Stefania, richiamando un concetto caro anche alla cultura Mahori, compie un'operazione maieutica. Non inventa nulla, come sottolinea lei stessa, ma si limita a svelare quanto quegli oggetti recano già al loro interno, l'anima che celano e proteggono, srotolando il filo di una narrazione.
"Togliendo l'eccesso - spiega la curatrice - svela quello che c'è sotto, portando alla luce quello che già esiste. Parallelamente, porta avanti un processo di scavo interiore, una migrazione in se stessi".
Figure nude, inscheletrite, il cui viso è nascosto o sbiadito e quasi si dissolve. Alcune hanno i genitali esposti, quasi che per loro non fosse immaginabile la possibilità di tutelare una legittima sfera di intimità. Altre li celano, pudicamente, con un cencio o un velo.
Con quel velo, facendosene quasi scudo, alcune figure sembrano accennare passi di danza nel e con il vento.
Alcuni hanno persino rinunciato a coprire le loro nudità, quasi che il loro anelito e slancio vitale sia definitivamente azzerato, ma si coprono gli occhi, la testa ridotta ad un teschio, a voler nascondere a se stessi nuovi orrori.

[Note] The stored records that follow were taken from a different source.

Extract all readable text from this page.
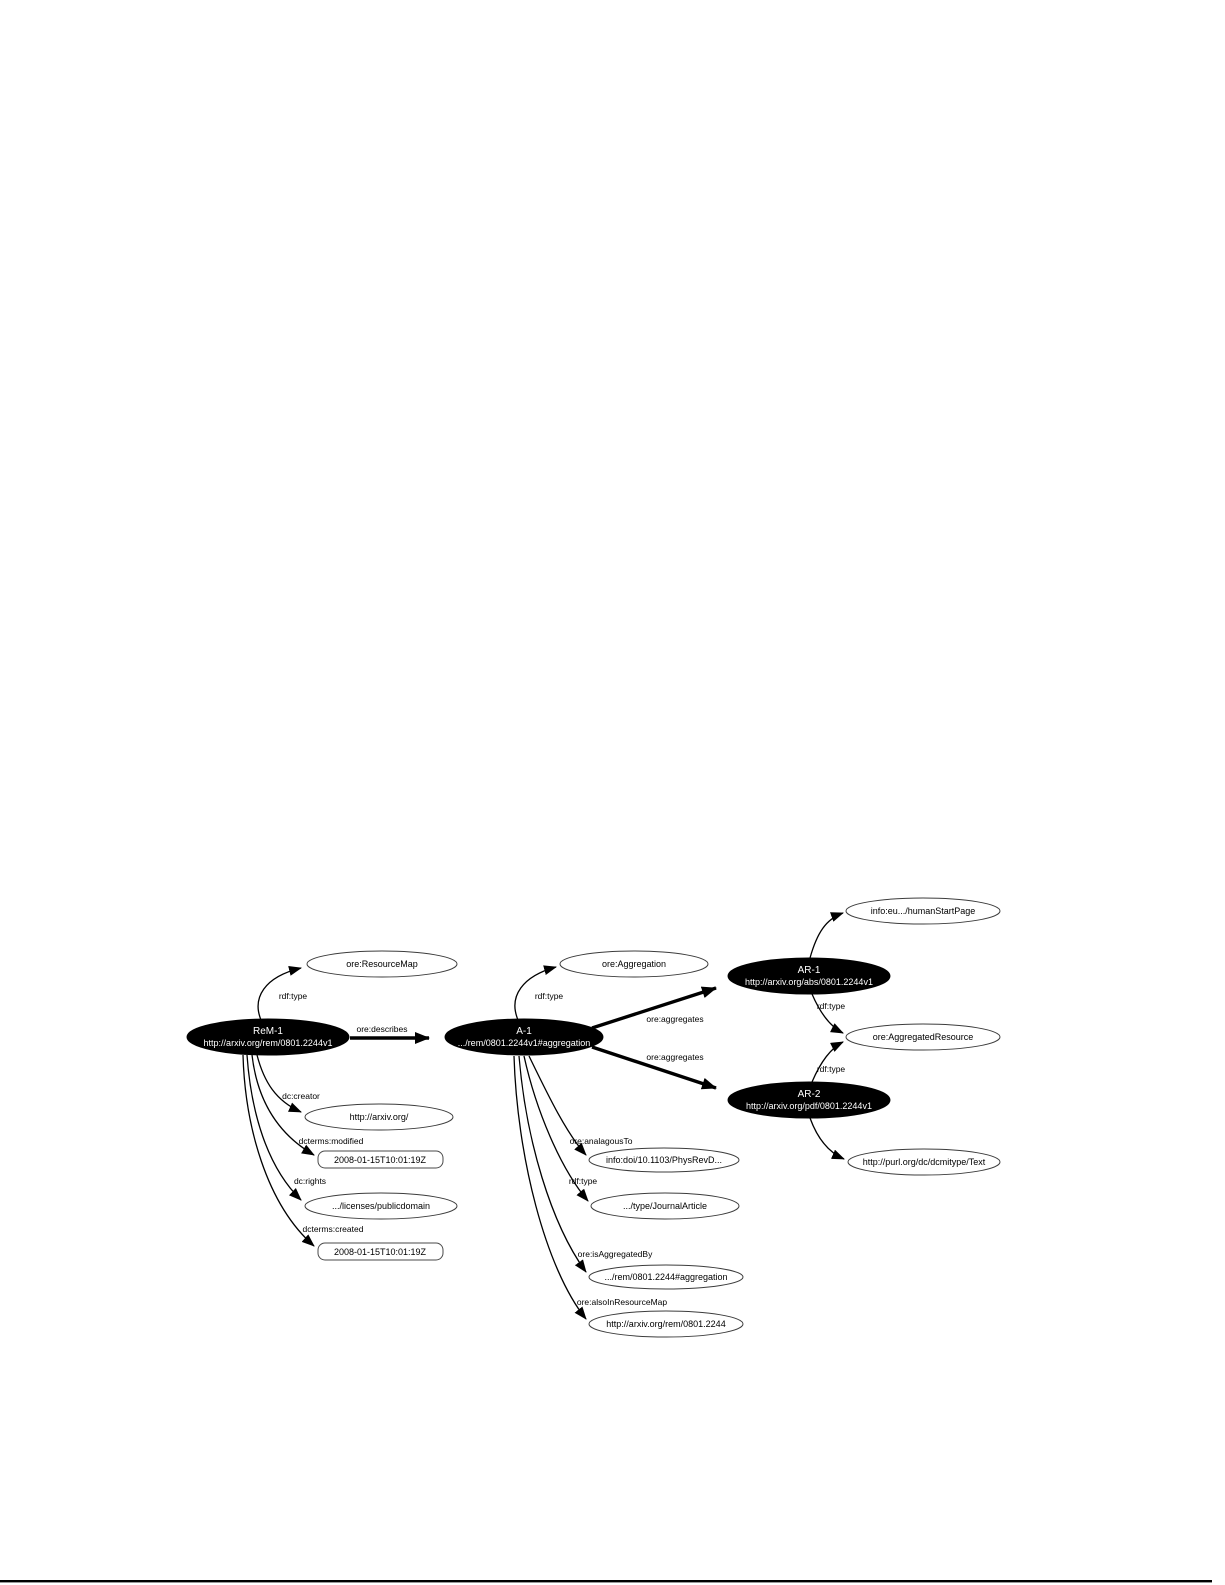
rdf:type
ore:describes
dc:creator
dcterms:modified
dc:rights
dcterms:created
rdf:type
ore:aggregates
ore:aggregates
ore:analagousTo
rdf:type
ore:isAggregatedBy
ore:alsoInResourceMap
rdf:type
rdf:type
ReM-1
http://arxiv.org/rem/0801.2244v1
ore:ResourceMap
A-1
.../rem/0801.2244v1#aggregation
ore:Aggregation
AR-1
http://arxiv.org/abs/0801.2244v1
AR-2
http://arxiv.org/pdf/0801.2244v1
info:eu.../humanStartPage
ore:AggregatedResource
http://purl.org/dc/dcmitype/Text
http://arxiv.org/
2008-01-15T10:01:19Z
.../licenses/publicdomain
2008-01-15T10:01:19Z
info:doi/10.1103/PhysRevD...
.../type/JournalArticle
.../rem/0801.2244#aggregation
http://arxiv.org/rem/0801.2244
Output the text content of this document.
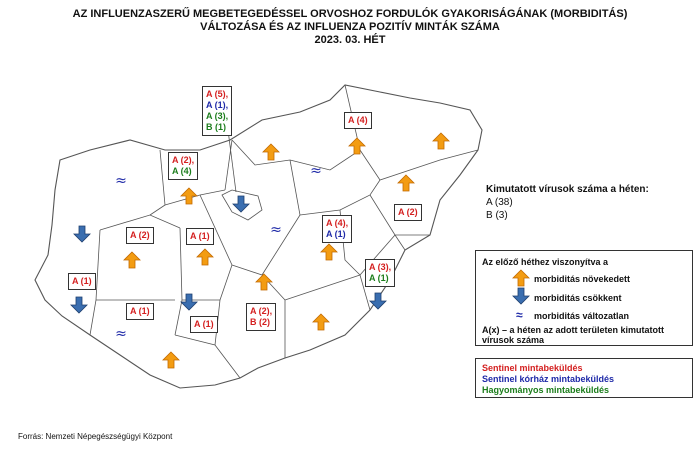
AZ INFLUENZASZERŰ MEGBETEGEDÉSSEL ORVOSHOZ FORDULÓK GYAKORISÁGÁNAK (MORBIDITÁS)
VÁLTOZÁSA ÉS AZ INFLUENZA POZITÍV MINTÁK SZÁMA
2023. 03. HÉT
≈
≈
≈
≈
A (5),
A (1),
A (3),
B (1)
A (2),
A (4)
A (2)	A (1)
A (1)
A (1)
A (1)
A (2),
B (2)
A (4)
A (2)
A (4),
A (1)
A (3),
A (1)
Kimutatott vírusok száma a héten:
A (38)
B (3)
Az előző héthez viszonyítva a
morbiditás növekedett
morbiditás csökkent
≈ morbiditás változatlan
A(x) – a héten az adott területen kimutatott
vírusok száma
Sentinel mintabeküldés
Sentinel kórház mintabeküldés
Hagyományos mintabeküldés
Forrás: Nemzeti Népegészségügyi Központ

Altri voltano lo sguardo, l'espressione imbarazzata e vergognosa, le braccia dietro la schiena, in un misto di pudicizia e rassegnazione, o forse le loro mani sono legate, come avviene per chi è prigioniero o viene torturato
Corpi, come evidenzia la curatrice, di sopravvissuti, che hanno attraversato un inferno personale, riportando profonde cicatrici su cui costruire altro. Un inferno fisico ed emotivo, che ha permesso loro di trovarsi in una nuova dimensione.
"Si tratta - continua Reale - di migrazioni fisiche, ma anche attraverso molteplici stati d'animo".

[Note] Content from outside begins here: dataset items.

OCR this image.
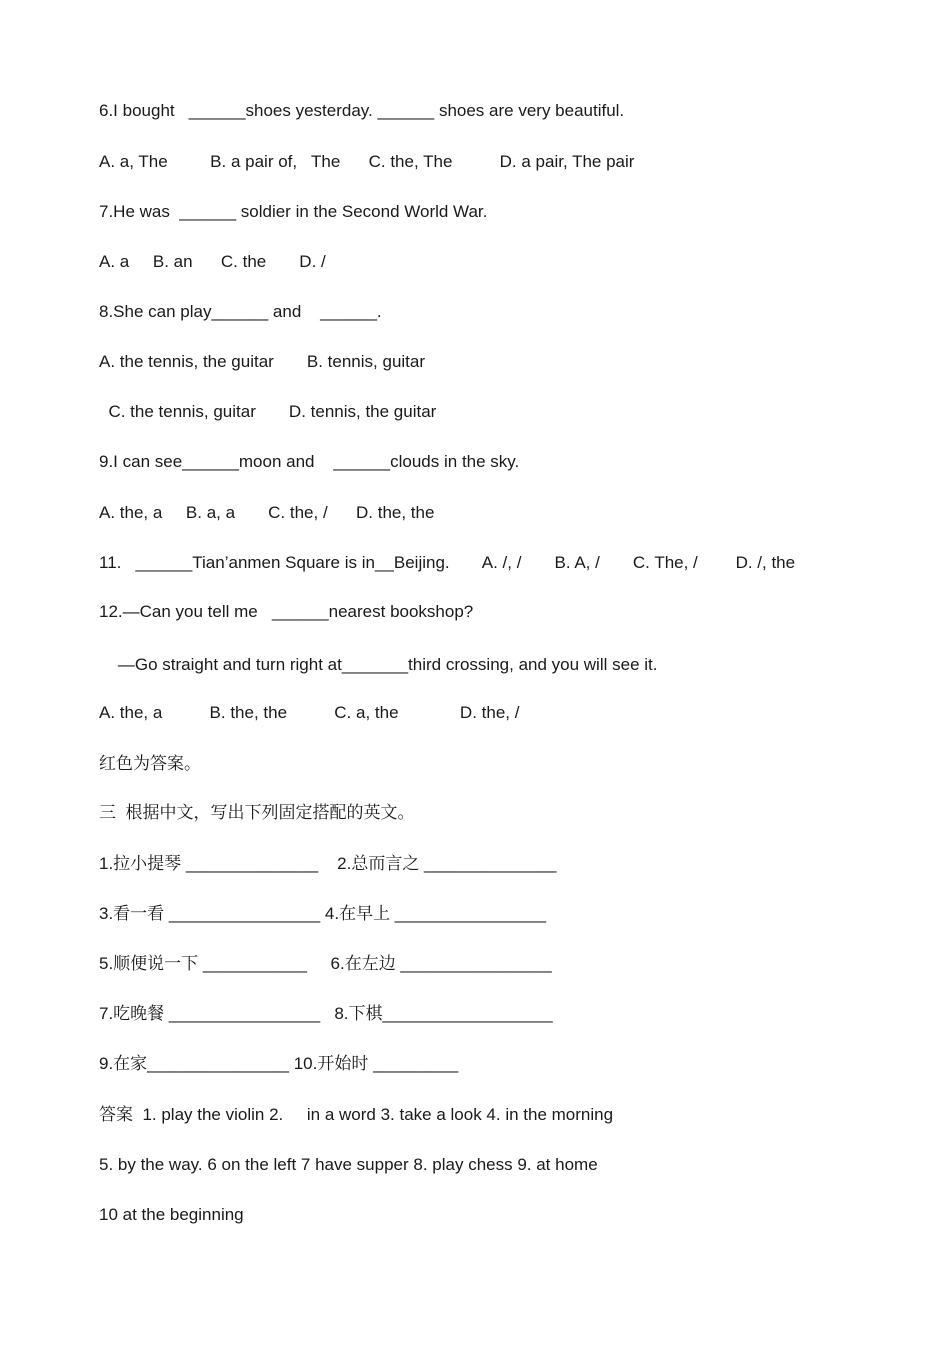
6.I bought   ______shoes yesterday. ______ shoes are very beautiful.
A. a, The         B. a pair of,   The      C. the, The          D. a pair, The pair
7.He was  ______ soldier in the Second World War.
A. a     B. an      C. the       D. /
8.She can play______ and    ______.
A. the tennis, the guitar       B. tennis, guitar
C. the tennis, guitar       D. tennis, the guitar
9.I can see______moon and    ______clouds in the sky.
A. the, a     B. a, a       C. the, /      D. the, the
11.   ______Tian’anmen Square is in__Beijing.       A. /, /       B. A, /       C. The, /        D. /, the
12.—Can you tell me   ______nearest bookshop?
—Go straight and turn right at_______third crossing, and you will see it.
A. the, a          B. the, the          C. a, the             D. the, /
红色为答案。
三  根据中文，写出下列固定搭配的英文。
1.拉小提琴 ______________    2.总而言之 ______________
3.看一看 ________________ 4.在早上 ________________
5.顺便说一下 ___________     6.在左边 ________________
7.吃晚餐 ________________   8.下棋__________________
9.在家_______________ 10.开始时 _________
答案  1. play the violin 2.     in a word 3. take a look 4. in the morning
5. by the way. 6 on the left 7 have supper 8. play chess 9. at home
10 at the beginning
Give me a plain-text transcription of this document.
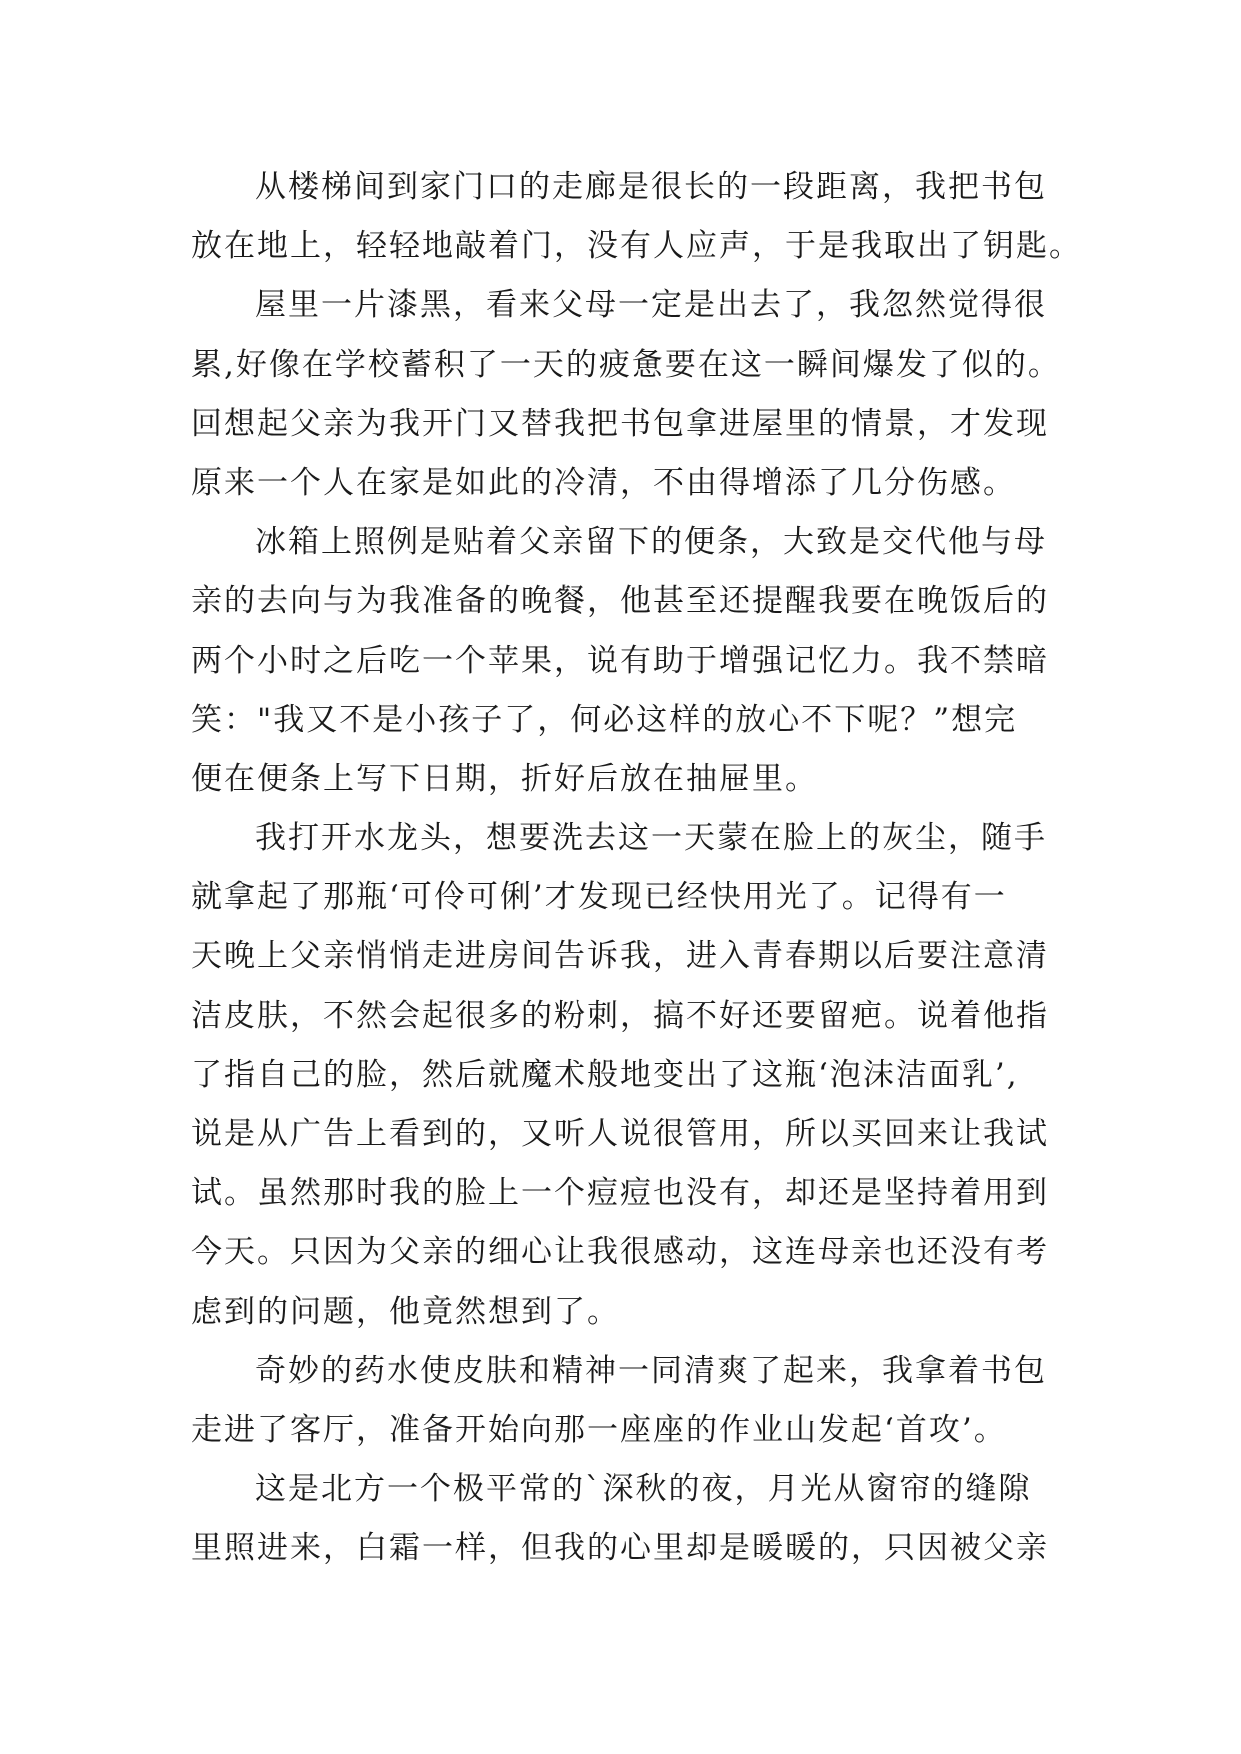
从楼梯间到家门口的走廊是很长的一段距离，我把书包
放在地上，轻轻地敲着门，没有人应声，于是我取出了钥匙。
屋里一片漆黑，看来父母一定是出去了，我忽然觉得很
累,好像在学校蓄积了一天的疲惫要在这一瞬间爆发了似的。
回想起父亲为我开门又替我把书包拿进屋里的情景，才发现
原来一个人在家是如此的冷清，不由得增添了几分伤感。
冰箱上照例是贴着父亲留下的便条，大致是交代他与母
亲的去向与为我准备的晚餐，他甚至还提醒我要在晚饭后的
两个小时之后吃一个苹果，说有助于增强记忆力。我不禁暗
笑："我又不是小孩子了，何必这样的放心不下呢？”想完
便在便条上写下日期，折好后放在抽屉里。
我打开水龙头，想要洗去这一天蒙在脸上的灰尘，随手
就拿起了那瓶‘可伶可俐’才发现已经快用光了。记得有一
天晚上父亲悄悄走进房间告诉我，进入青春期以后要注意清
洁皮肤，不然会起很多的粉刺，搞不好还要留疤。说着他指
了指自己的脸，然后就魔术般地变出了这瓶‘泡沫洁面乳’,
说是从广告上看到的，又听人说很管用，所以买回来让我试
试。虽然那时我的脸上一个痘痘也没有，却还是坚持着用到
今天。只因为父亲的细心让我很感动，这连母亲也还没有考
虑到的问题，他竟然想到了。
奇妙的药水使皮肤和精神一同清爽了起来，我拿着书包
走进了客厅，准备开始向那一座座的作业山发起‘首攻’。
这是北方一个极平常的`深秋的夜，月光从窗帘的缝隙
里照进来，白霜一样，但我的心里却是暖暖的，只因被父亲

Corpi "messi in croce", come lo siamo in fondo tutti, secondo quanto ribadiscono gli addetti ai lavori.
Grazie a una composizione di file recordings, un vero e proprio intervento di sound art ideato da Angela Colonna, alla polirumorosità cittadina, come la definisce l'artista, si sostituisce il soundscape, il paesaggio sonoro. Le stratificazioni pittoriche e le tracce sonore si rincorrono e si completano.
La bellezza delle opere dialoga e si compenetra con quella del luogo, in perfetta armonia, una location da vivere e "respirare".
Un luogo "abitato", anche momentaneamente, da tanti personaggi di spicco, dall'ultimo imperatore romano a Tommaso Campanella, ma anche da tante vite di "uomini non illustri, come li avrebbe definiti Giuseppe Pontiggia, che hanno fatto la storia, hanno contribuito ad intesserne le trame, ma che non vedranno mai i loro nomi riportati e ricordati nei libri.
Angela Colonna, nel suo soundscape, ricostruisce il corpo di Napoli, anche quello martoriato, attraverso le voci di persone che non hanno un volto e un nome, a delineare il percorso di una mostra che non si propone di fornire risposte, ma di sollevare dubbi e domande.
Così il corpo di Napoli si fonde e si compenetra con il nostro stesso corpo, divenendo insieme carcere corporeo e carcere che ci costruiamo attraverso i legacci imposti dalla nostra stessa mente. Un limite visto e vissuto sempre come una sfida, un qualcosa da attraversare e da superare, per non ristagnare, rimanendo fermi nello stesso punto.
Un gioco di specchi tra interno ed esterno.
"Non a caso - ribadisce la curatrice - la genesi di quest'esposizione è durata tre anni, per riuscire a valorizzare nel modo giusto un'arte figurativa e concettuale insieme".
Il peculiare allestimento completa questo percorso, dove contenitore e contenuto si confondono così come significante e significato.
Grazie al valente contributo di due architetti sono, infatti, state realizzate delle grate sulle quali montare le tavole pittoriche.
"E' anche importante il movimento della luce - dice Reale -. Esse rimandano al carcere, ma stimolano ancora una volta all'attraversamento. Sono fisiche, palpabili, ma anche proiezioni e si riverberano a terra sotto forma di ombra. Si tratta, dunque, di un carcere vero o di una sorta di illusione, costituita dalla nostra area di comfort, all'interno della quale ci rannicchiamo e rinchiudiamo, pur di sentirci al sicuro?".